Attorney working with county on sale of health center expected at meeting today
A new year often brings changes, and Washington County has never before marketed a nursing home.
For their first business meeting of the year scheduled for 10 a.m. today, Washington County commissioners invited an attorney from the firm assisting with the sale of Washington County Health Center to discuss a complicated process.
Mark S. Stewart, according to the Eckert Seamans website, has been special counsel to “multiple third-class counties in the privatization of their longtime county nursing homes, as well as for all regulatory, operational and labor matters involving the facility pre-sale.”
Pennsylvania determines classes of counties by population, and Washington is a fourth-class county.

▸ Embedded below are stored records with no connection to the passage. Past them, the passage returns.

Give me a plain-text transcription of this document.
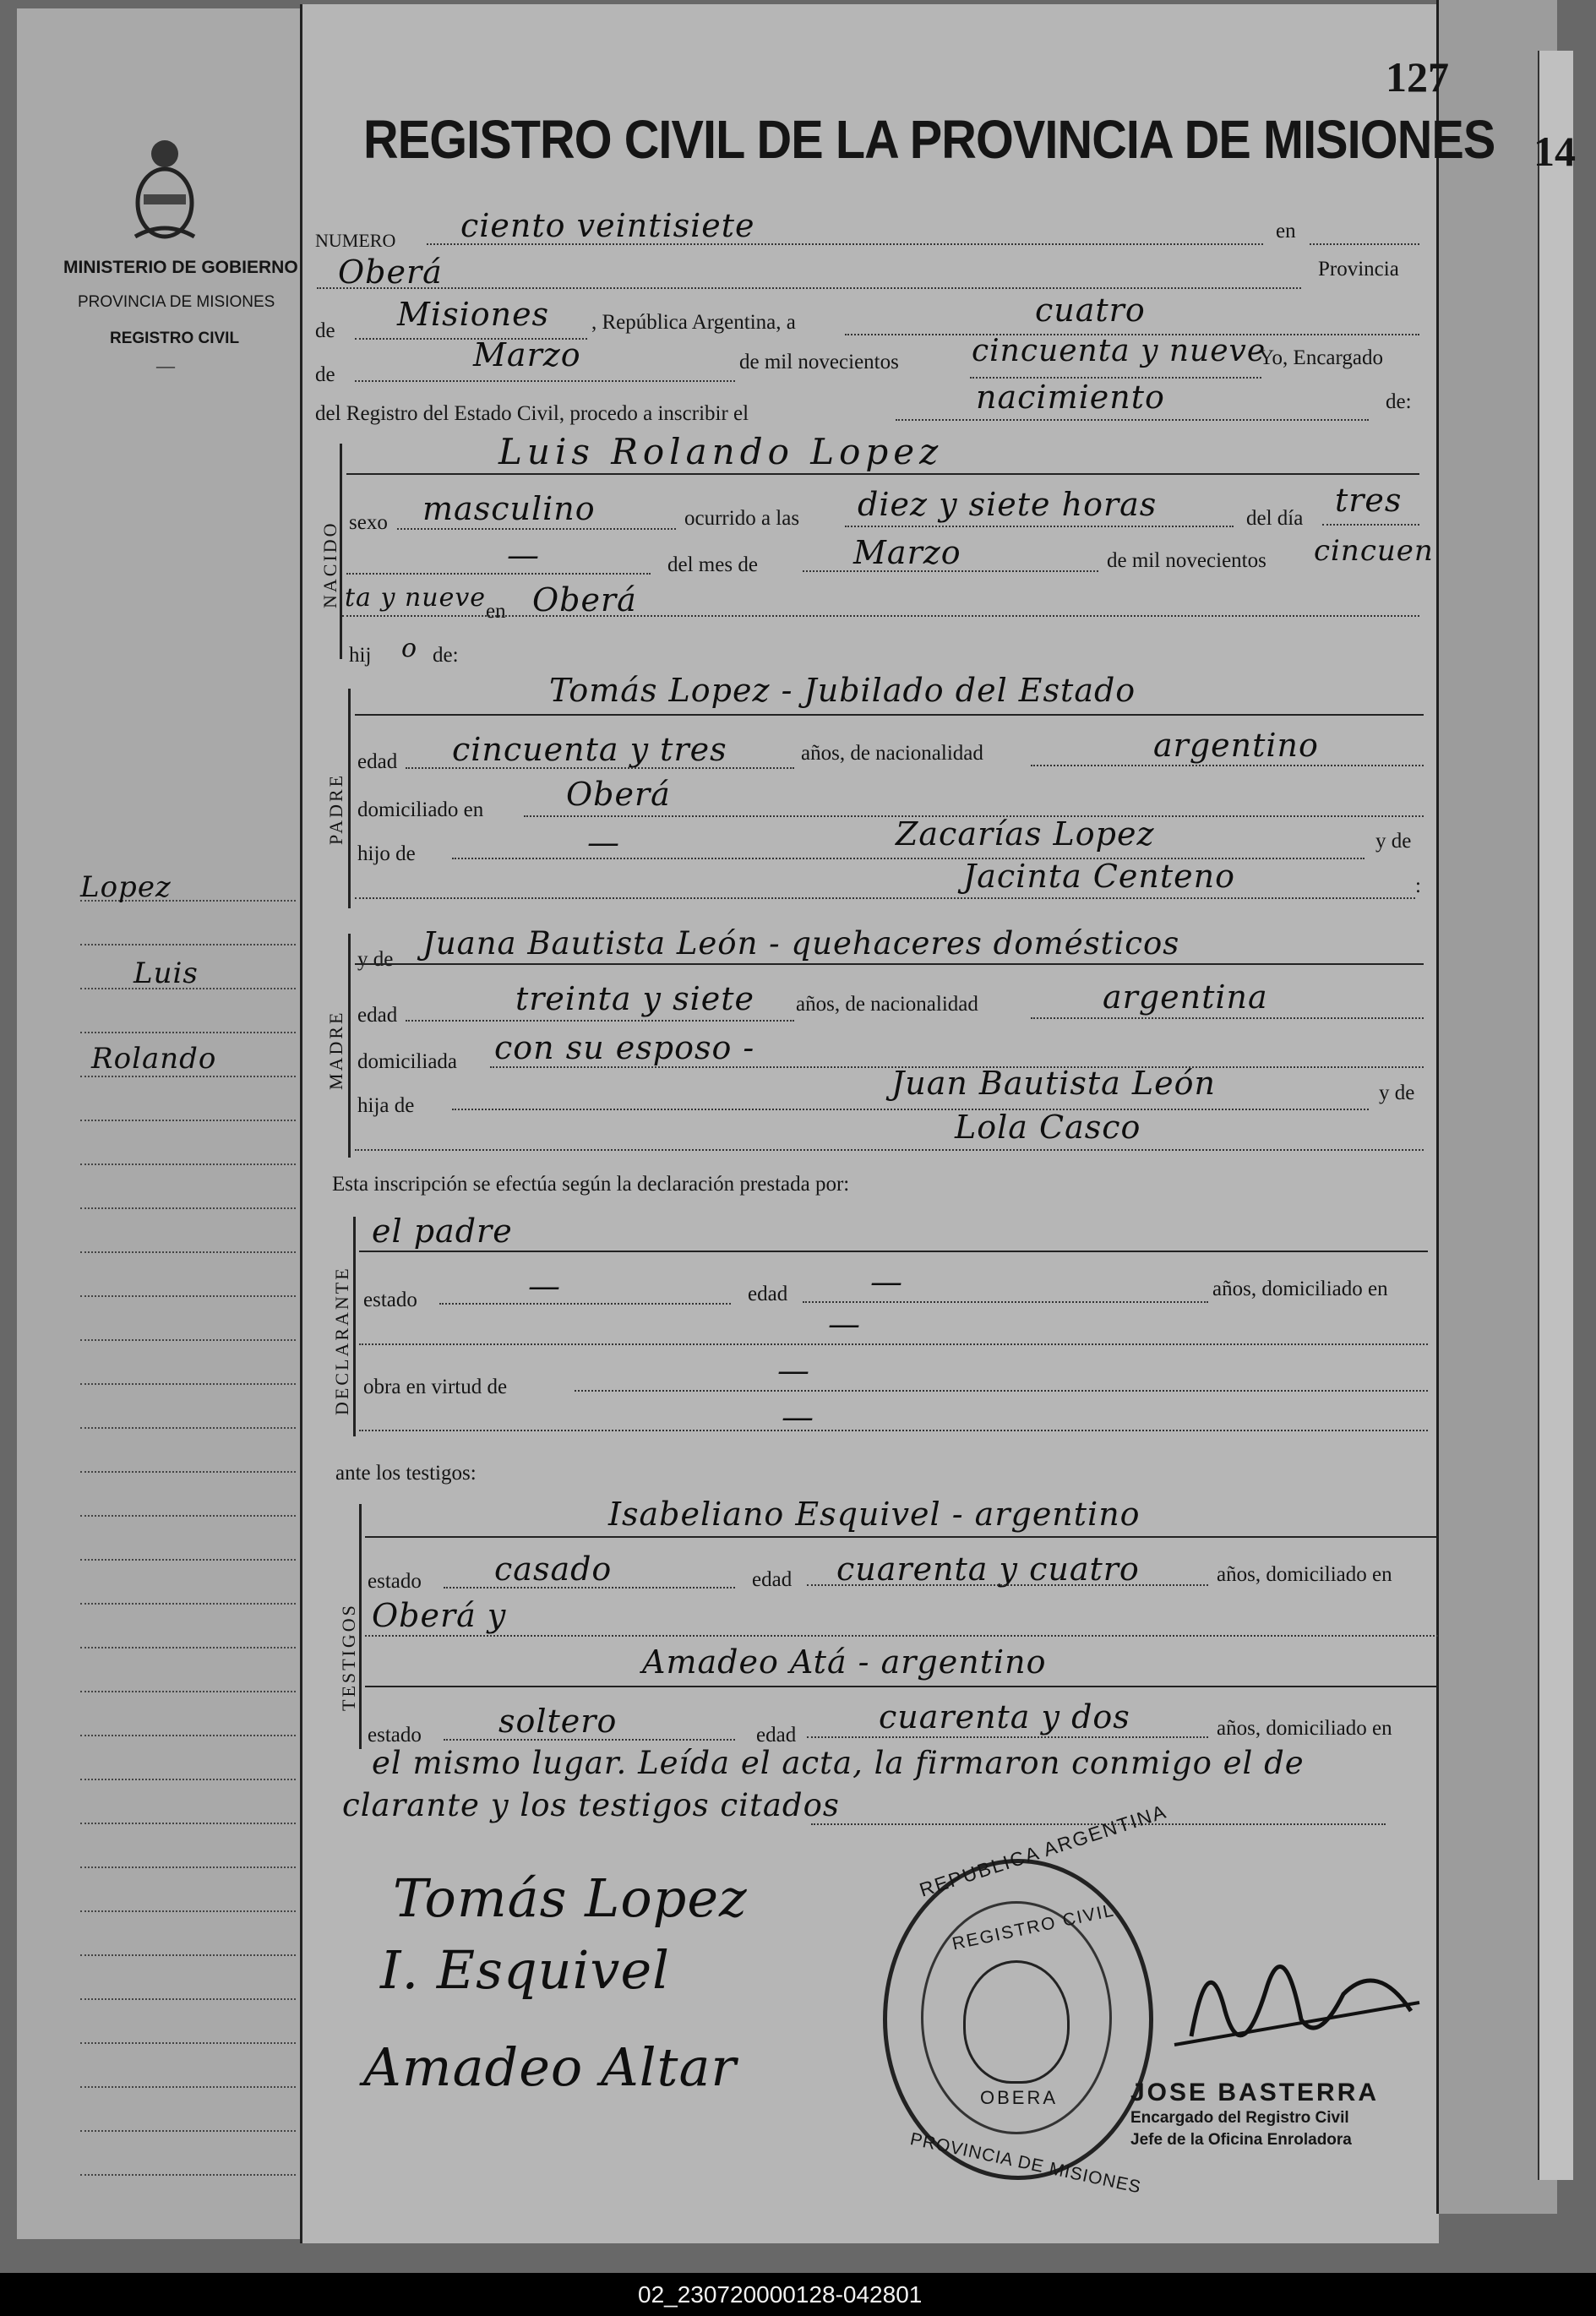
127
14
MINISTERIO DE GOBIERNO
PROVINCIA DE MISIONES
REGISTRO CIVIL
—
Lopez
Luis
Rolando
REGISTRO CIVIL DE LA PROVINCIA DE MISIONES
NUMERO ciento veintisiete	en
Oberá	Provincia
de Misiones , República Argentina, a	cuatro
de
Marzo	de mil novecientos cincuenta y nueve
Yo, Encargado
del Registro del Estado Civil, procedo a inscribir el	nacimiento	de:
NACIDO
Luis Rolando Lopez
sexo masculino	ocurrido a las diez y siete horas	del día tres
—	del mes de	Marzo	de mil novecientos cincuen
ta y nueve en Oberá
hij o de:
PADRE
Tomás Lopez - Jubilado del Estado
edad cincuenta y tres	años, de nacionalidad	argentino
domiciliado en	Oberá
hijo de	—	Zacarías Lopez	y de
Jacinta Centeno	:
MADRE
y de Juana Bautista León - quehaceres domésticos
edad	treinta y siete años, de nacionalidad	argentina
domiciliada con su esposo -
hija de
Juan Bautista León	y de
Lola Casco
Esta inscripción se efectúa según la declaración prestada por:
DECLARANTE
el padre
estado	—	edad	—	años, domiciliado en
—
obra en virtud de	—
—
ante los testigos:
TESTIGOS
Isabeliano Esquivel - argentino
estado casado	edad cuarenta y cuatro	años, domiciliado en
Oberá y
Amadeo Atá - argentino
estado soltero	edad	cuarenta y dos	años, domiciliado en
el mismo lugar. Leída el acta, la firmaron conmigo el de
clarante y los testigos citados
Tomás Lopez
I. Esquivel
Amadeo Altar
REPUBLICA ARGENTINA
REGISTRO CIVIL
OBERA
PROVINCIA DE MISIONES
JOSE BASTERRA
Encargado del Registro Civil
Jefe de la Oficina Enroladora
02_230720000128-042801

Stewart, who works in Harrisburg, will be issuing a news release and bringing copies of letters being mailed to employees and families of health center patients, said Scott Fergus, Washington County director of administration. Last month, the commissioners agreed to pay Eckert Seamans attorneys $260 an hour for their work in conjunction with a proposed sale. At an agenda-setting session Wednesday, the commissioners briefly heard about requesting proposals and qualifications from a firm to market the 288-bed facility in Arden, Chartiers Township.
County purchasing director Randy Vankirk did not immediately have a timetable for placing an advertisement to secure a marketing company.
“We haven’t even gotten to that yet,” Vankirk said Wednesday. “We’re just asking for approval. Once we get requirements for the bid, we need to go out and find a company to help us in soliciting proposals.”
The health center has been in the red for the past four years, losing $9 million. Commission Chairman Larry Maggi has said the board intends that the facility continue to be used as a nursing home.
“We’re looking for a dollar amount and people who will run a good facility out there, continuing the good quality of care that we’re noted for,” Fergus said Wednesday afternoon.
He added that of Pennsylvania’s 67 counties, only 20 continue to own and operate nursing homes. Federal and state reimbursements for patients have diminished over the years as formulas for payment have changed.
The Washington County Health Center, successor to the county home for aged men and a companion facility for aged women, opened in the late 1970s. Those who recall the construction say the county commissioners at the time dedicated the county’s allocation of federal revenue sharing dollars to building the health center. The county’s contract with Service Employees International Union and SEIU-Healthcare expired Dec. 31, but the pact automatically extended into 2017 because the employer is a governmental entity. The county has about 300 employees at the health center.